4.5M articles from Wikipedia, with a vocabulary of size 915k
886k articles from the arXiv, full texts extracted from the PDFs, with a vocabulary of 970k words.

Only unigrams are used. The authors observed that bigrams did not improve the quality of the paragraph vectors. (p3)

Quantitative Evaluation

Performance was measured against collections of triples, where each triple consisted of a test article, an article relevant to the test article, and an article less relevant to the test article. While not explicitly stated, it is reasonable to assume that the accuracy is then taken to be the rate at which similarity according to the model coincides with relevance, i.e. the rate at which the model says that the relevant article is more similar than the less relevant article to the test article. Different sets of triples were considered, the graph below shows performance of the different methods relative to a set of 172 Wikipedia triples that the authors built by hand (these remain unreleased at the time of writing).

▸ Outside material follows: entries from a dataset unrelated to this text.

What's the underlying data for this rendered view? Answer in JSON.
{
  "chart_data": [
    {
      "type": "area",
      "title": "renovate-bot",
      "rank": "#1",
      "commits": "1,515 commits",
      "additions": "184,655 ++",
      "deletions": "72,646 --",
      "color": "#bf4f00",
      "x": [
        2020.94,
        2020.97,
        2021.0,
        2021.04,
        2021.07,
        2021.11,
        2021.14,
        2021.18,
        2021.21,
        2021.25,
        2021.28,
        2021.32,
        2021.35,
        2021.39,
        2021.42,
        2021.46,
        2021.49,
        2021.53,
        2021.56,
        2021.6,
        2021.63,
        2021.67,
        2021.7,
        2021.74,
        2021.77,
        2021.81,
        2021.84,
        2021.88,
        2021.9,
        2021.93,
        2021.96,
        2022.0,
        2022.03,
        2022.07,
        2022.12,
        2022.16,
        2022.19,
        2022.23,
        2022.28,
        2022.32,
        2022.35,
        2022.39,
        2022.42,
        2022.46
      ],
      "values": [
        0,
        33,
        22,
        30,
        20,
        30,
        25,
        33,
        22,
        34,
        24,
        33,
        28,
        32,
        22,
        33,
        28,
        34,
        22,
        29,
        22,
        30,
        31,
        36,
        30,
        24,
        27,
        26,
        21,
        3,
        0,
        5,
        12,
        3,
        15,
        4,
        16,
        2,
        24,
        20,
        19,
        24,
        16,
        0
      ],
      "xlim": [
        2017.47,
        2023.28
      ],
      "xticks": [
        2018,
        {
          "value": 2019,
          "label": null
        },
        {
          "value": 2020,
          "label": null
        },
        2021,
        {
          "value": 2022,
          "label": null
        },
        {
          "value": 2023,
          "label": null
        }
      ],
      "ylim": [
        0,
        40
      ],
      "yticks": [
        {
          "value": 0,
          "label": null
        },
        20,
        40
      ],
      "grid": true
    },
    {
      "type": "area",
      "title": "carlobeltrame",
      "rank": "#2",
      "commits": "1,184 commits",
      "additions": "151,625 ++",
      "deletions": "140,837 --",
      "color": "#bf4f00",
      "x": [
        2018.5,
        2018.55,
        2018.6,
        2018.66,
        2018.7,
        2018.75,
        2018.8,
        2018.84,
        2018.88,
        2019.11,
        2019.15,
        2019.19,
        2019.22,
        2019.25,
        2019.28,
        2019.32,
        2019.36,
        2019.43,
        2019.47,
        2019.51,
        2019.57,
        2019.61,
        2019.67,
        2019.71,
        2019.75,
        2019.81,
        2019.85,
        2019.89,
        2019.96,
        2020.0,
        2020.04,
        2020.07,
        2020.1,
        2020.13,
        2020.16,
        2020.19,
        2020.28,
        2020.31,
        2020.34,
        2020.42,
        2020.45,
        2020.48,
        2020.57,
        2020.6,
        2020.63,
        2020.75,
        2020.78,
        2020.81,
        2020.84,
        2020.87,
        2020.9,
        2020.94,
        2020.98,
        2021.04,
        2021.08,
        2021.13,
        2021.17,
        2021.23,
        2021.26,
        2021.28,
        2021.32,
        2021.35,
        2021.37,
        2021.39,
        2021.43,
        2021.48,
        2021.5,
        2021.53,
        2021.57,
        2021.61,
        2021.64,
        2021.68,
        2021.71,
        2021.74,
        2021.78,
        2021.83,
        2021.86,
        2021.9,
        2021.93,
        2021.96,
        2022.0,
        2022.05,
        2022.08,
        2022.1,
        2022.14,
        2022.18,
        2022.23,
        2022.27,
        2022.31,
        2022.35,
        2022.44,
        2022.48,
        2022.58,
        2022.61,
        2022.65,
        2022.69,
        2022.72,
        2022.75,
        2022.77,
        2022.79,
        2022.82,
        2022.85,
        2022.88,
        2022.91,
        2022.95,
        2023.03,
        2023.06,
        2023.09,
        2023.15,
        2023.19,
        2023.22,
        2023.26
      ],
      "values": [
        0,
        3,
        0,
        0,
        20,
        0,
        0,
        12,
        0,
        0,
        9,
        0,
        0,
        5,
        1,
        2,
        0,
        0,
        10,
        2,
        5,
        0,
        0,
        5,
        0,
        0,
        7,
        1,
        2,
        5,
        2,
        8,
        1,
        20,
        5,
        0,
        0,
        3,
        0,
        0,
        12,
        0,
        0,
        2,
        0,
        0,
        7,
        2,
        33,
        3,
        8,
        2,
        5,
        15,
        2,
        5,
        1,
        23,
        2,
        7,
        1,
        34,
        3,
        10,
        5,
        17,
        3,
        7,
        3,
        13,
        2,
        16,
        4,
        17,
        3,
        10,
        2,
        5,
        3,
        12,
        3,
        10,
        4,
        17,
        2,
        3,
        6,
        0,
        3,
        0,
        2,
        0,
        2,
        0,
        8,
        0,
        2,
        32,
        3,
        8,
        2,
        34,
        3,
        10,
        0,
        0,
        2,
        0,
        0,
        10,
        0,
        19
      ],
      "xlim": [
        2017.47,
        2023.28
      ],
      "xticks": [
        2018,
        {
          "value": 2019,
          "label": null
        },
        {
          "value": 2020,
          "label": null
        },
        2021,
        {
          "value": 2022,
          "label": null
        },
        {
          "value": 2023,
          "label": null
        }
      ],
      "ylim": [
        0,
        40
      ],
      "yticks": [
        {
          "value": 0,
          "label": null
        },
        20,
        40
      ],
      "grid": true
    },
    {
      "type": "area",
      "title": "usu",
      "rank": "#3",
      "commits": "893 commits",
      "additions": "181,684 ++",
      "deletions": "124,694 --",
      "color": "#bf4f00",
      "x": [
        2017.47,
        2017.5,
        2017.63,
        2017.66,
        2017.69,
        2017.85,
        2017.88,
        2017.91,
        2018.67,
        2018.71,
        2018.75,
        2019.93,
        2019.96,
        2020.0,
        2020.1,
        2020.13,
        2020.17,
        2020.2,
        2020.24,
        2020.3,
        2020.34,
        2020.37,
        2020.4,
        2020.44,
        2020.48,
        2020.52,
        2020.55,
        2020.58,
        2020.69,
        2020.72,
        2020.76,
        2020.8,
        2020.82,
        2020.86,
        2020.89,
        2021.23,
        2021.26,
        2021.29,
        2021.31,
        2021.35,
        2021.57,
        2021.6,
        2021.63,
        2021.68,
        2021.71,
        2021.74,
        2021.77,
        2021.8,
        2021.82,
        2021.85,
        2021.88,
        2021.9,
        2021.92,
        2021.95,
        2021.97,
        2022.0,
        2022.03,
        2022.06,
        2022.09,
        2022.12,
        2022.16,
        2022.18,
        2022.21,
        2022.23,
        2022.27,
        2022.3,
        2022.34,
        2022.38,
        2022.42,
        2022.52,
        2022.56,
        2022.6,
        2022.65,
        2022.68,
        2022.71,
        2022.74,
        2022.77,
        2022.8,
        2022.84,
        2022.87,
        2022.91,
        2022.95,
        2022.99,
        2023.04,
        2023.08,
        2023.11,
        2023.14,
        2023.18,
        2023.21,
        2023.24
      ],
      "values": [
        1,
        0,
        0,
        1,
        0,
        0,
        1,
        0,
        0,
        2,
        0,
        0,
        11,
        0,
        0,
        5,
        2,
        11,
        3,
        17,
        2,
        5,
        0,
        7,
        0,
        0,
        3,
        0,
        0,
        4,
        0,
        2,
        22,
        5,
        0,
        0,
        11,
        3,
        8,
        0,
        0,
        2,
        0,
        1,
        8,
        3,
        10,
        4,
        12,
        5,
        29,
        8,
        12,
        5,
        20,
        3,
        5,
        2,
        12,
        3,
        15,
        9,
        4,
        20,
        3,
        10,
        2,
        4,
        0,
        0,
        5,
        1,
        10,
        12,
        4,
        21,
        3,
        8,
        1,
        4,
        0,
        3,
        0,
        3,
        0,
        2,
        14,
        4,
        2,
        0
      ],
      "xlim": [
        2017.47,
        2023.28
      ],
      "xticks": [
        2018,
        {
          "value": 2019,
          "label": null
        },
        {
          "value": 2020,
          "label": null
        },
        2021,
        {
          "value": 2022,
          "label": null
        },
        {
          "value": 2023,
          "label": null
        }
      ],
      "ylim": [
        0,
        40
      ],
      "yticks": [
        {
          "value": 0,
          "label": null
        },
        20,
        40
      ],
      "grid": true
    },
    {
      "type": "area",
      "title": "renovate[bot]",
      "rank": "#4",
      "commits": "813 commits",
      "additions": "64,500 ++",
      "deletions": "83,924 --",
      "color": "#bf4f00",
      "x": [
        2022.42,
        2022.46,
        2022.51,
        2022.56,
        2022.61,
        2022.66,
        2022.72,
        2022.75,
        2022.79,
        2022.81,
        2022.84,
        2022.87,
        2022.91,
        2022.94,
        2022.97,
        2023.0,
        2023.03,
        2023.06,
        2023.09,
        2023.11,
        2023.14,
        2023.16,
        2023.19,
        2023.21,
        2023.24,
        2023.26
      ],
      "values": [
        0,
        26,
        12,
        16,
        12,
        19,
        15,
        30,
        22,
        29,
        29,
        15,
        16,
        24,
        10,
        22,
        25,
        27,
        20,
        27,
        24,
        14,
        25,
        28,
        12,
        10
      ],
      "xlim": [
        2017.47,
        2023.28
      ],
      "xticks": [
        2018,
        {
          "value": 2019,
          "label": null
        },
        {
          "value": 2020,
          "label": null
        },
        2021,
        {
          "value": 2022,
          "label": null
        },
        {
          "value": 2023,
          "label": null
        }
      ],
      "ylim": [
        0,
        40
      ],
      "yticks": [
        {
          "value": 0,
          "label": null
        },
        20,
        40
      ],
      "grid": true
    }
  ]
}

It is curious that, with the exception of the averaged word embeddings, the accuracy does not seem to saturate as the dimension increases for any of the methods. However, as each data point is the accuracy of a single training (confirmed by correspondence), this is likely nothing more than the variability inherent to each method. It might suggest, for example, that the paragraph vectors method has a tendency to get stuck in local minima. This instability in paragraph vector is not apparent, however, when tested on the triples that are automatically generated from Wikipedia (Figure 5). In this latter case, there are many more triples.

Performance on the arXiv is even more curious: accuracy decreases markedly as the dimension increases!

Implementations

I am not sure there are any publicly available implementations of this modified paragraph vectors method. According to Dai, the implementation of the authors uses Google proprietary code and is unlikely to be released. However it should be simple to modify the word2vec code to train the paragraph vectors, though some extra code will need to be written to infer paragraph vectors after training has finished.

I believe that the gensim implementation provides only the unmodified version of PV-DBOW, not the one considered in this paper.

Comments

It is interesting that the paragraph vector is chosen so as to best predict the constituent words, i.e. it is inferred. This is a much better approach from the point of view of word sense disambiguation than obtaining the paragraph vector as a linear image of an average of the word vectors (NMF vs PCA, in their dimension reductions on bag of words, is another example of this difference).

Thanks to Andrew Dai and Adriaan Schakel for answering questions!

Questions

Is there is an implementation available in GenSim? (see e.g. this tutorial).
(Tangent) What is the motivation (probabilistic meaning) for the Hellinger distance?